In the case at hand, however, it is apparent from the testimony of record that reasonable minds could differ concerning whether it was apparent from looking at the sidewalk that it was given a finish that was too slick for pedestrian use. Unlike the facts in Barksdale, the record contains no evidence to establish as a matter of law that defendants could not by reasonable inspection have discovered the alleged defect in the condition of the sidewalk.
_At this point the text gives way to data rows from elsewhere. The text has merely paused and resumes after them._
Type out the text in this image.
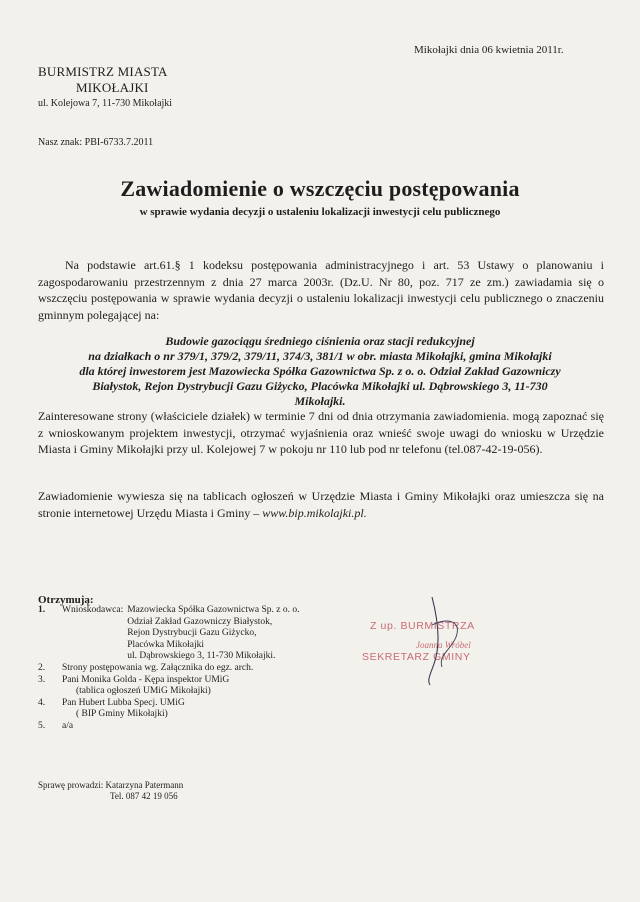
Mikołajki dnia 06 kwietnia 2011r.
BURMISTRZ MIASTA
MIKOŁAJKI
ul. Kolejowa 7, 11-730 Mikołajki
Nasz znak: PBI-6733.7.2011
Zawiadomienie o wszczęciu postępowania
w sprawie wydania decyzji o ustaleniu lokalizacji inwestycji celu publicznego
Na podstawie art.61.§ 1 kodeksu postępowania administracyjnego i art. 53 Ustawy o planowaniu i zagospodarowaniu przestrzennym z dnia 27 marca 2003r. (Dz.U. Nr 80, poz. 717 ze zm.) zawiadamia się o wszczęciu postępowania w sprawie wydania decyzji o ustaleniu lokalizacji inwestycji celu publicznego o znaczeniu gminnym polegającej na:
Budowie gazociągu średniego ciśnienia oraz stacji redukcyjnej
na działkach o nr 379/1, 379/2, 379/11, 374/3, 381/1 w obr. miasta Mikołajki, gmina Mikołajki
dla której inwestorem jest Mazowiecka Spółka Gazownictwa Sp. z o. o. Odział Zakład Gazowniczy
Białystok, Rejon Dystrybucji Gazu Giżycko, Placówka Mikołajki ul. Dąbrowskiego 3, 11-730
Mikołajki.
Zainteresowane strony (właściciele działek) w terminie 7 dni od dnia otrzymania zawiadomienia. mogą zapoznać się z wnioskowanym projektem inwestycji, otrzymać wyjaśnienia oraz wnieść swoje uwagi do wniosku w Urzędzie Miasta i Gminy Mikołajki przy ul. Kolejowej 7 w pokoju nr 110 lub pod nr telefonu (tel.087-42-19-056).
Zawiadomienie wywiesza się na tablicach ogłoszeń w Urzędzie Miasta i Gminy Mikołajki oraz umieszcza się na stronie internetowej Urzędu Miasta i Gminy – www.bip.mikolajki.pl.
Otrzymują:
1.	Wnioskodawca: Mazowiecka Spółka Gazownictwa Sp. z o. o.
Odział Zakład Gazowniczy Białystok,
Rejon Dystrybucji Gazu Giżycko,
Placówka Mikołajki
ul. Dąbrowskiego 3, 11-730 Mikołajki.
2.	Strony postępowania wg. Załącznika do egz. arch.
3.	Pani Monika Golda - Kępa inspektor UMiG
(tablica ogłoszeń UMiG Mikołajki)
4.	Pan Hubert Lubba Specj. UMiG
( BIP Gminy Mikołajki)
5.	a/a
Z up. BURMISTRZA
Joanna Wróbel
SEKRETARZ GMINY
Sprawę prowadzi: Katarzyna Patermann
Tel. 087 42 19 056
Defendants argue that even if the alleged defective condition of the sidewalk was discoverable by them, it was also discoverable by Mrs. Brant, who testified she had shopped at the grocery store as many as ten times prior to the date of her fall. Thus, relying upon Chisholm v. Fulton Supply Co., 184 Ga. App. 378 (361 SE2d 540) (1987), defendants argue they are relieved of liability to plaintiffs because Mrs. Brant had equal knowledge of the condition of the sidewalk. In Chisholm, the plaintiff alleged his injuries were caused by a defect in the height of the risers of the steps to the defendant's store. Because the evidence showed the plaintiff had been a customer of the store prior to the date of his injuries, we ruled the defendant was not "liable for injuries resulting from a condition which is readily observable and which should have been seen and appreciated by the [plaintiff] before he exposed himself to it, and under such circumstances there is no duty to warn because the invitee has the information which would be conveyed by a warning." Id. at 380. The plaintiff in this case, however, testified she did not recall shopping at the grocery store at a time when it was raining. "An occupier of premises is under a duty to inspect the premises to discover possible dangerous conditions of which he does not know and to take reasonable precautions to protect the invitee from dangers which are foreseeable from the arrangement and use of the premises. Prosser, Law of Torts (4th ed.) 393, 61. An invitee enters upon the premises under an implied representation, or assurance, that the land has been prepared and made ready and safe for his reception. The invitee is entitled to expect the possessor will exercise reasonable care to make the land safe for his entry. 2 Restatement of Torts 216, 343. It is this implied representation that is made to the public, by holding the land open to them that it has been prepared for their reception, that it is safe, that is the basis for the possessor's liability. Prosser, Law of Torts (4th ed.) 389, 61." Begin v. Ga. Championship Wrestling, 172 Ga. App. 293, 294 (322 SE2d 737) (1984). The facts of the case at hand do not establish as a matter of law that Mrs. Brant had knowledge equal to that which the defendants had or should have had concerning the condition of the sidewalk when wet. Thus, the trial court did not err in denying defendants' motion for summary judgment.
Michael B. Perry, Morgan M. Robertson, for appellees.
Long, Weinberg, Ansley & Wheeler, Alan L. Newman, John K. Train IV, for appellants.
DECIDED OCTOBER 28, 1992 -- RECONSIDERATION DENIED NOVEMBER 18, 1992.